Mexico’s 66-year-old populist President Andres Manuel Lopez Obrador’s latest claim that he hasn’t had a bank account or a credit card for the past 30 years raises a serious question: Does a leader who doesn’t use the banking system have the foggiest idea about how the economy works?
I’m not trying to be funny — what’s happening in Mexico is tragic. Lopez Obrador’s economic illiteracy is crippling Mexico’s economy and threatens to trigger more capital flight, greater poverty and new waves of migration to the United States.
According to new World Bank estimates released June 8, Mexico’s economy is projected to fall by 7.5 percent this year and to rebound by only 3 percent next year. That’s a steeper decline than that of most other Latin American countries.
During his 2018 campaign, Lopez Obrador — who constantly lashes out against previous Mexican governments’ “neo-liberal” economic policies — vowed to lift Mexico’s economy to 4 percent annual growth rates. Instead, even before the ongoing COVID-19 crisis, his erratic economic policies led to zero growth last year, after many years of mediocre but positive growth.

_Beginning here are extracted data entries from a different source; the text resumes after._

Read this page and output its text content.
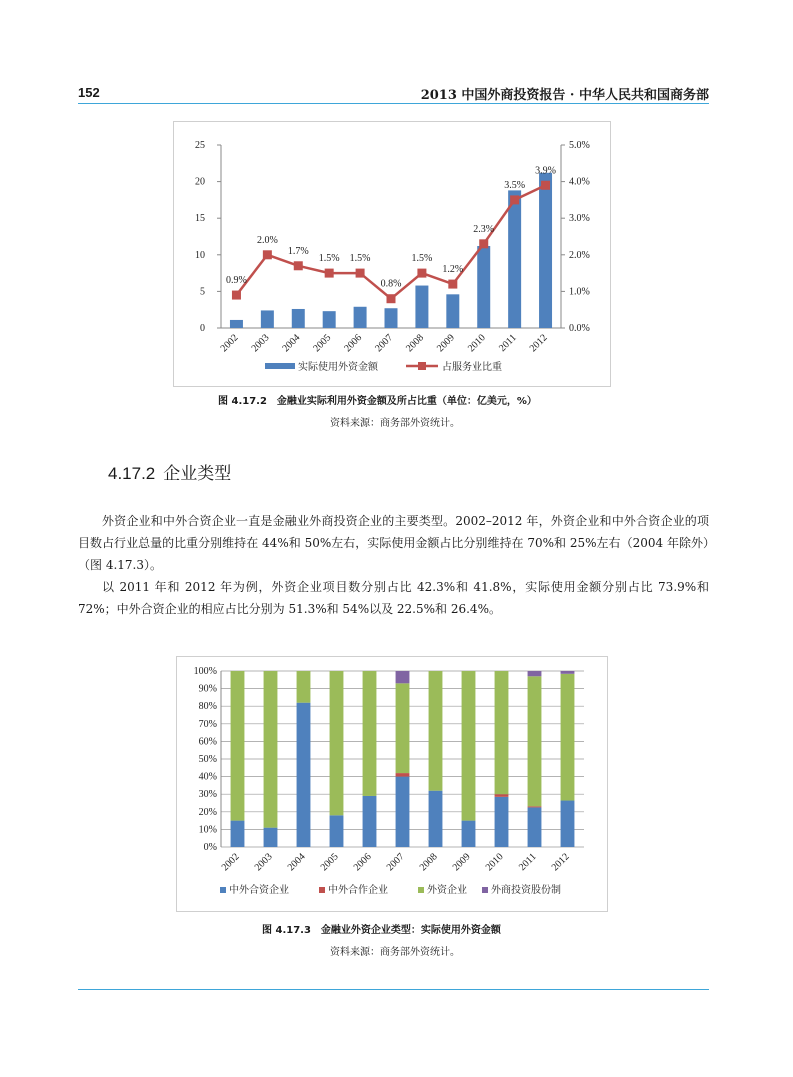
152	2013 中国外商投资报告 · 中华人民共和国商务部
0
5
10
15
20
25
0.0%
1.0%
2.0%
3.0%
4.0%
5.0%
0.9%
2.0%
1.7%
1.5% 1.5%
0.8%
1.5%
1.2%
2.3%
3.5%
3.9%
2002 2003 2004 2005 2006 2007 2008 2009 2010 2011 2012
实际使用外资金额	占服务业比重
图 4.17.2　金融业实际利用外资金额及所占比重（单位：亿美元，%）
资料来源：商务部外资统计。
4.17.2 企业类型

外资企业和中外合资企业一直是金融业外商投资企业的主要类型。2002–2012 年，外资企业和中外合资企业的项目数占行业总量的比重分别维持在 44%和 50%左右，实际使用金额占比分别维持在 70%和 25%左右（2004 年除外）（图 4.17.3）。

以 2011 年和 2012 年为例，外资企业项目数分别占比 42.3%和 41.8%，实际使用金额分别占比 73.9%和 72%；中外合资企业的相应占比分别为 51.3%和 54%以及 22.5%和 26.4%。

0%
10%
20%
30%
40%
50%
60%
70%
80%
90%
100%
2002 2003 2004 2005 2006 2007 2008 2009 2010 2011 2012
中外合资企业	中外合作企业	外资企业 外商投资股份制
图 4.17.3　金融业外资企业类型：实际使用外资金额
资料来源：商务部外资统计。
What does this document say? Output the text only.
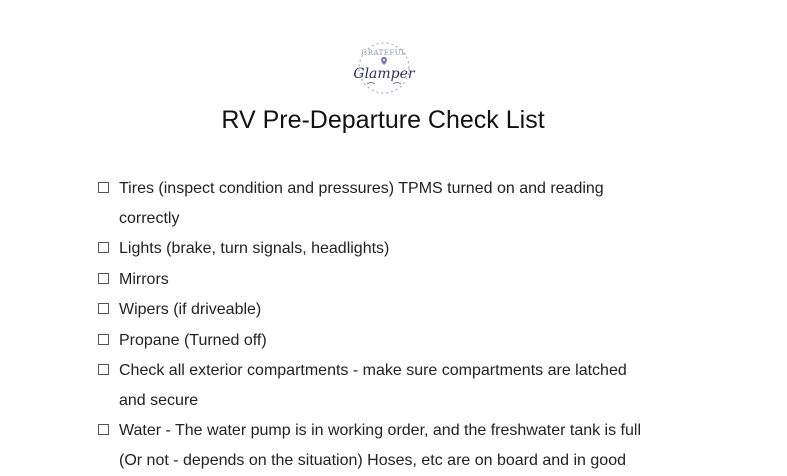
GRATEFUL
Glamper
RV Pre-Departure Check List
Tires (inspect condition and pressures) TPMS turned on and reading correctly
Lights (brake, turn signals, headlights)
Mirrors
Wipers (if driveable)
Propane (Turned off)
Check all exterior compartments - make sure compartments are latched and secure
Water - The water pump is in working order, and the freshwater tank is full (Or not - depends on the situation) Hoses, etc are on board and in good
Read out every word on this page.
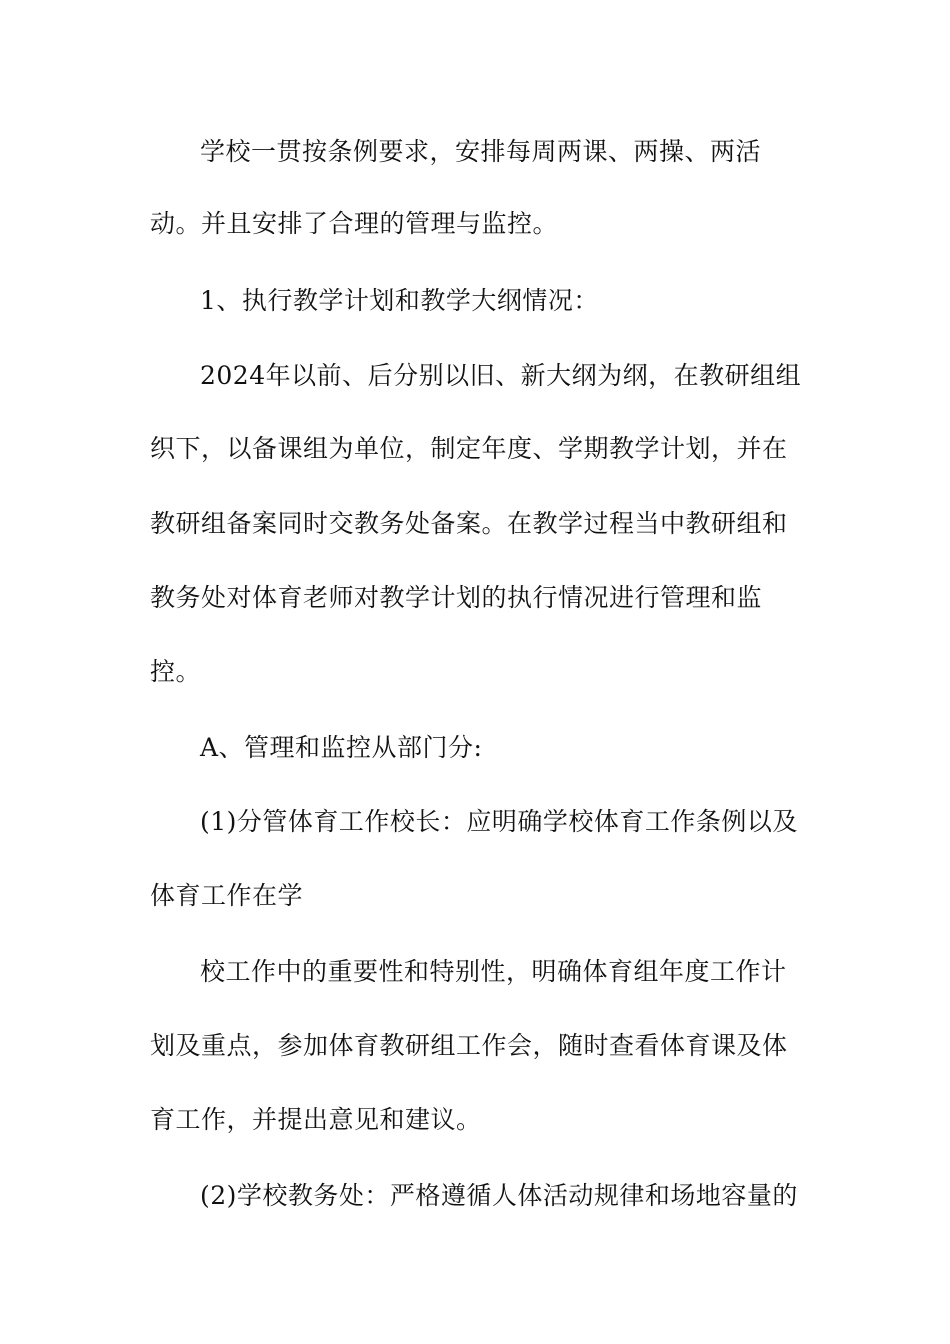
学校一贯按条例要求，安排每周两课、两操、两活
动。并且安排了合理的管理与监控。
1、执行教学计划和教学大纲情况：
2024年以前、后分别以旧、新大纲为纲，在教研组组
织下，以备课组为单位，制定年度、学期教学计划，并在
教研组备案同时交教务处备案。在教学过程当中教研组和
教务处对体育老师对教学计划的执行情况进行管理和监
控。
A、管理和监控从部门分:
(1)分管体育工作校长：应明确学校体育工作条例以及
体育工作在学
校工作中的重要性和特别性，明确体育组年度工作计
划及重点，参加体育教研组工作会，随时查看体育课及体
育工作，并提出意见和建议。
(2)学校教务处：严格遵循人体活动规律和场地容量的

Earlier this week, Lopez Obrador repeated his frequent claim that, unlike his predecessors, he’s not corrupt and doesn’t care about money.
“I don’t have money in banks, I don’t have bank accounts, [I only have] what I’m paid, and that’s managed by [wife] Beatriz,” he said, adding that he hasn’t had a bank account in 30 years. “I don’t have credit cards. I’ve never had them,” he said.
Lopez Obrador long has made his austere lifestyle a huge part of his personal narrative. He started his career as a student activist — it took him 14 years to get his undergraduate degree in political science — and held various party and government jobs, including mayor of Mexico City. He is not known to have ever had a job in the private sector.
Lopez Obrador’s first major economic blunders after becoming president were pushing ahead with a plan to cancel an ongoing $13 billion Mexico City airport expansion project — which forced the government to pay billions in reparations to contractors — and building the $8 billion Dos Bocas oil refinery.